Both knew at a young age they wanted to be a coach: Miller decided at age 6 it was the profession he wanted to follow, while Shaw decided in high school he also wanted to be a leader on the football field after his playing days at Rabun County High and Western Carolina University were complete.
“I felt like it was a calling to become a coach — a spiritual calling,” Shaw said.
Meanwhile, Miller took advantage of his athletic success to land a scholarship to play at Mars Hill College (N.C.) and become the first person in his family to attend college.
The son of a construction worker, Miller said he took the values of hard work from his father and molded that with the influence of people like his mild-mannered high school coach Bill West at South Stanley High in Norwood, N.C.
“I remember a pre-game meal in high school and coach came up to me and said, ‘I heard you want to be a high school coach,’” Miller said. “Then he said, ‘you’ll make a good one.’”
Both Miller and Shaw had to cut their teeth gaining experience along the way to learn the craft of coaching and organizing a successful program.

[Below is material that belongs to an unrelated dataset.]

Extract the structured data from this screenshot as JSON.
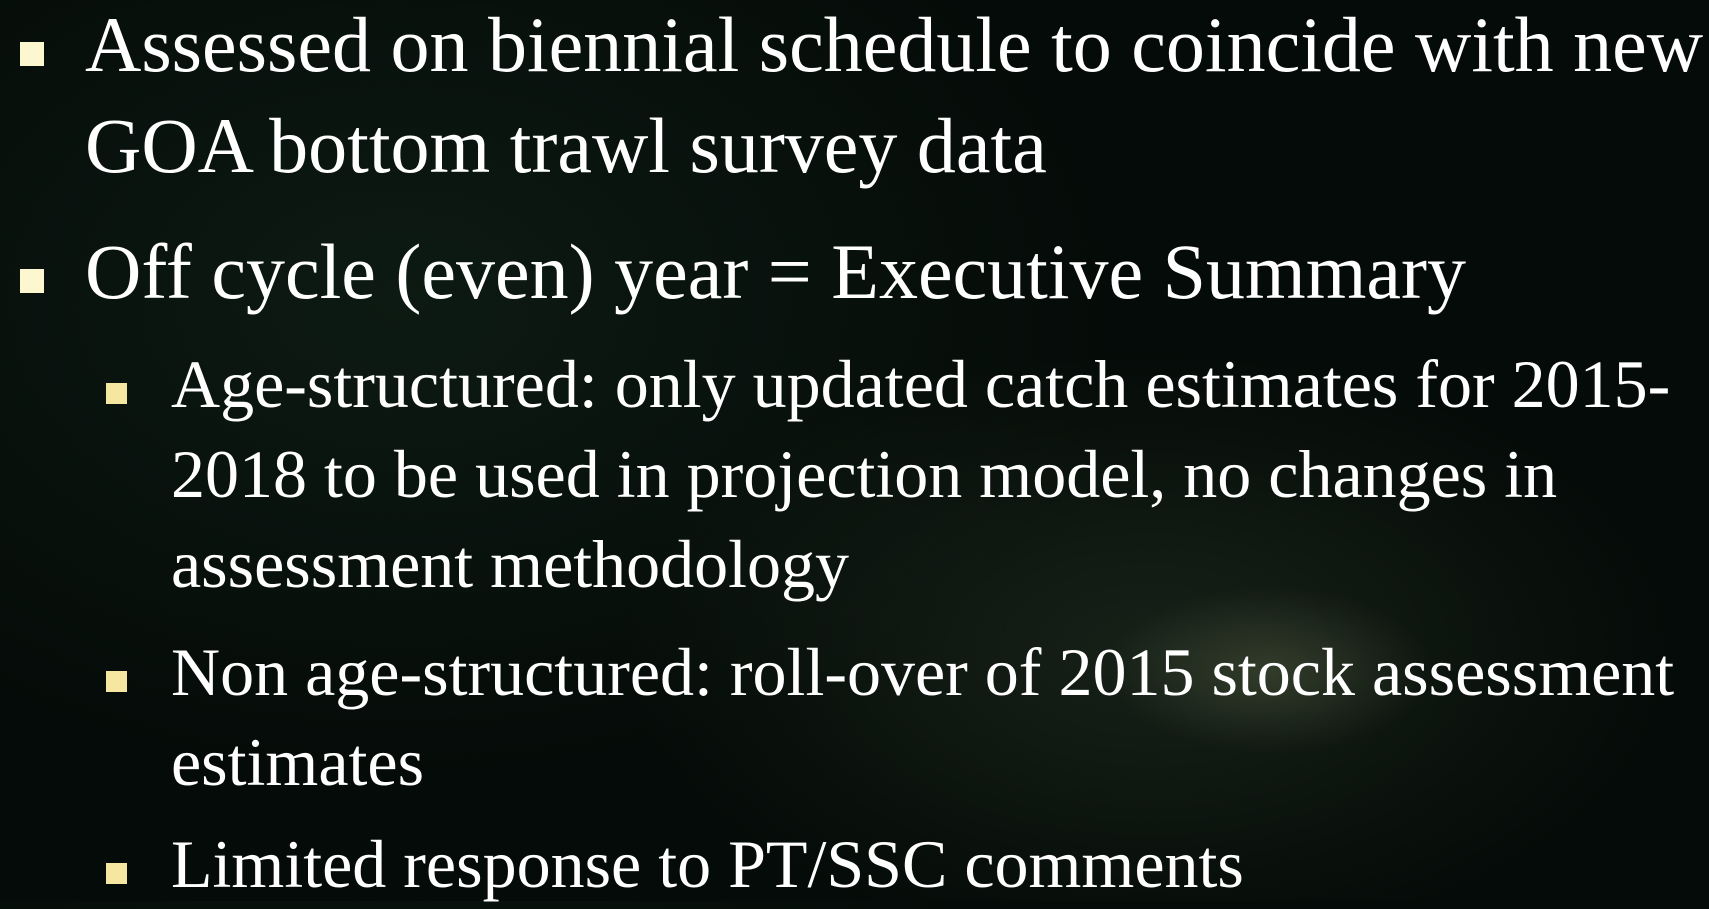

They agree that the learning experiences along the way made it easier to appreciate the good times like their current programs are experiencing.
As for Miller, he never had any desire to come coach in Georgia after graduating from college. He always thought he would be able to land a job and stay near to his hometown in western North Carolina.
However, when a opening came at Sequoyah High, then a school in Dekalb County, he knew it would be a good place to gain some valuable experience in the profession and learn to be the CEO of a high school football outfit.
Since then, he’s coached at Brookwood, Cass, and North Forsyth. In the four decades since starting in the profession, Miller says the main thing about coaches is respecting the impact they have on the lives of the players they coach.
“People have no idea how many hats a coach wears,” Miller said. “On top of all the coaching responsibilities, you also have to teach.
“But it is so rewarding to see young people grow up and mature into adults.”
Meanwhile, Shaw shuffled around for a few years after his playing career at Western Carolina concluded, where he was a wide receiver and kick returner. He moved back home to Georgia and served as an assistant at Rabun County in 1993 and Stephens County in 1994 under Jay Russell — the son of the famed former Georgia and Georgia Southern coach Erk Russell.
After five years as head coach at White County High, he returned as an assistant at Rabun County in 2000 and 2001 under then-Wildcats coach Sonny Smart.
Some of the biggest impacts on his career have been his hard-nosed high school coach Arvel Holmes from Rabun County High — who he keeps a framed picture of in his office to this day, his college coach Bob Waters, who suffered from Lou Gehrig’s Disease and taught him lessons in dignity, and the brief period spent as a student at 16th Street Middle School in the inner city of St. Petersburg, Fla., and learning what it is like to be the new person and trying to be accepted.
Just like Miller, Shaw says the wins are nice, but has learned coaching is more about the relationships built with the members of the program.
“The job as a coach never stops,” Shaw said. “Players draw on you to be an example in their lives.
“I love coaching football but it is not about the games, it is about the guys in the locker room.”
Now Shaw and Miller both sit in the same position, trying to lead their team to victory Friday and into the state title game next Saturday at the Georgia Dome.